The budget for the Fiscal year 2021-22 will be tabled on June 11. It will be the biggest test for the new Finance Minister Shaukat Tarin, who has already started preparations for the budget to bring out-of-the-box solutions this year to shore up the economy, reduce inflation, and ensure price stability.

It will certainly be a huge challenge to finalise budgetary allocations and also ensure that the tough conditions of the IMF are met. The prime minister has claimed that maximum relief will be provided in the budget and emphasis will be given to development. The government has also set a lofty growth rate of 3.94% and is setting even higher economic targets. The finance minister has said no new taxes will be imposed on lower segments while they are trying to broaden tax collection for a stable economy.
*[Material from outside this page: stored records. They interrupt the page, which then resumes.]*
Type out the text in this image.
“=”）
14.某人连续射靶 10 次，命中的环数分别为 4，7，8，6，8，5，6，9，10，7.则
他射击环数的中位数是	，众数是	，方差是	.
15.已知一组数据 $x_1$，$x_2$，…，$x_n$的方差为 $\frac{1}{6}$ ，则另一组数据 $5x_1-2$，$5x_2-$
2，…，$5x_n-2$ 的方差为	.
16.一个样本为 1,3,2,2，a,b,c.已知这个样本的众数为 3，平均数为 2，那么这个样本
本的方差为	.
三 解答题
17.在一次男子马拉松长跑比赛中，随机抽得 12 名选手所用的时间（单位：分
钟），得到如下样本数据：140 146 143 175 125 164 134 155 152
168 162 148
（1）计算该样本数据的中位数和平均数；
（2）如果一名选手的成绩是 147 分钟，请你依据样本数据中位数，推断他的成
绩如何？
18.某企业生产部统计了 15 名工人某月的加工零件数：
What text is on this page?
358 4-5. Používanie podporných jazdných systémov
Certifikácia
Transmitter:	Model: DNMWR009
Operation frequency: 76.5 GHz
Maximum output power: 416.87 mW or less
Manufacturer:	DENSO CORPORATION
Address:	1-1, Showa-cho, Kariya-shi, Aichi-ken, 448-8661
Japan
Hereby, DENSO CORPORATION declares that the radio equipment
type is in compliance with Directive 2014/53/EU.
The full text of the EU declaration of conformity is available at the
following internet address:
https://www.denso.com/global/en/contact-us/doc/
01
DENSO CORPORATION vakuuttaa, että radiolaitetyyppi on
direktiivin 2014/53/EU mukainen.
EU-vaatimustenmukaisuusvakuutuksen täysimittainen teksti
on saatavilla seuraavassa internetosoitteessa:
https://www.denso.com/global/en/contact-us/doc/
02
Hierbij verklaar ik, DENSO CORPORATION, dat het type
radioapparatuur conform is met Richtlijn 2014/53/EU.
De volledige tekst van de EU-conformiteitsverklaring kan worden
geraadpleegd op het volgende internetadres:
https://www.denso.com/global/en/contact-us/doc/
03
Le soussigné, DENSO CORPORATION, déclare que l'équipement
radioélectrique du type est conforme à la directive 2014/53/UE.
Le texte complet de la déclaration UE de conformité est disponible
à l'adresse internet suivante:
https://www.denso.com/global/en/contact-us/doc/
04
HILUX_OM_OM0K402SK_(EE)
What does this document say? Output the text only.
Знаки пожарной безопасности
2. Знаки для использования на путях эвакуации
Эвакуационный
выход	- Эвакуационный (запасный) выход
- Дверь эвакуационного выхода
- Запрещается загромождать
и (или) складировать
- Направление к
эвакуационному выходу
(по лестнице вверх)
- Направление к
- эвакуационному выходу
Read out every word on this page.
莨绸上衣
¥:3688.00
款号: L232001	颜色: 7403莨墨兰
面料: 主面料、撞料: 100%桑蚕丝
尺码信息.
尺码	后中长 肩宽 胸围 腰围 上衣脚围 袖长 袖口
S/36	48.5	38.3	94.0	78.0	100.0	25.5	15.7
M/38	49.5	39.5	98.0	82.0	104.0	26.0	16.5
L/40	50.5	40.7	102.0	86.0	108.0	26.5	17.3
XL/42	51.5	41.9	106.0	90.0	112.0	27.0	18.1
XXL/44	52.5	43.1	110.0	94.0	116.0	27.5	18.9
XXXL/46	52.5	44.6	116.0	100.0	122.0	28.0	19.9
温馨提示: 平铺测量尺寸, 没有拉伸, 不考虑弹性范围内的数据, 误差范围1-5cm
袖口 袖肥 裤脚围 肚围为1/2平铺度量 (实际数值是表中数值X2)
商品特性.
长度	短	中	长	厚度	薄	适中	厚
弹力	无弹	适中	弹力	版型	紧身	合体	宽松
Every government levies taxes to finance expenditure. It must decide how much to spend, what to spend on and how to finance it. The main instrument of the fiscal policy is the budget presented annually which outlines the anticipated revenues (income tax, sales tax, corporation tax, import duties, etc) and the expected spending (health, education, defence, roads, and state benefits). Budgets are classified into three categories – balanced, surplus, and deficit budgets. Pakistan has historically presented a deficit budget and filled the required amount by borrowing or external loans.

A budget must be well-planned, flexible, realistic and clearly communicated. A people-friendly budget should be focused on savings, investments and debt payments. It should also focus on minimum loan payments to build strategic reserves for essential commodities such as housing, basic utilities, groceries, transportation, insurance, childcare, and personal spending. It should also achieve the main objectives of the government’s policy to gain employment, ensure price stability, achieve sustainable economic growth and have a favourable balance of payments.

To maintain a strong economy, the government should have three policy goals – stable prices, full employment and economic growth.

The finance minister also has hinted at similar goals to provide targeted subsidies to power sectors and other industries, direct credit access and loans to farmers, and building food reserves to prevent hoarding. In addition to these goals, the government has other objectives to maintain a sound economic policy.

The most important objective of budget is re-allocating resources across the nation, reduce inequalities in earning and wealth, paving the way for economic stability, manage public enterprises, and eventually contribute to economic growth to address regional disproportions. The government should focus on tax concessions and subsidies to encourage investments. It will be eagerly seen whether the government will present a budget that is acceptable for all stakeholders and the public.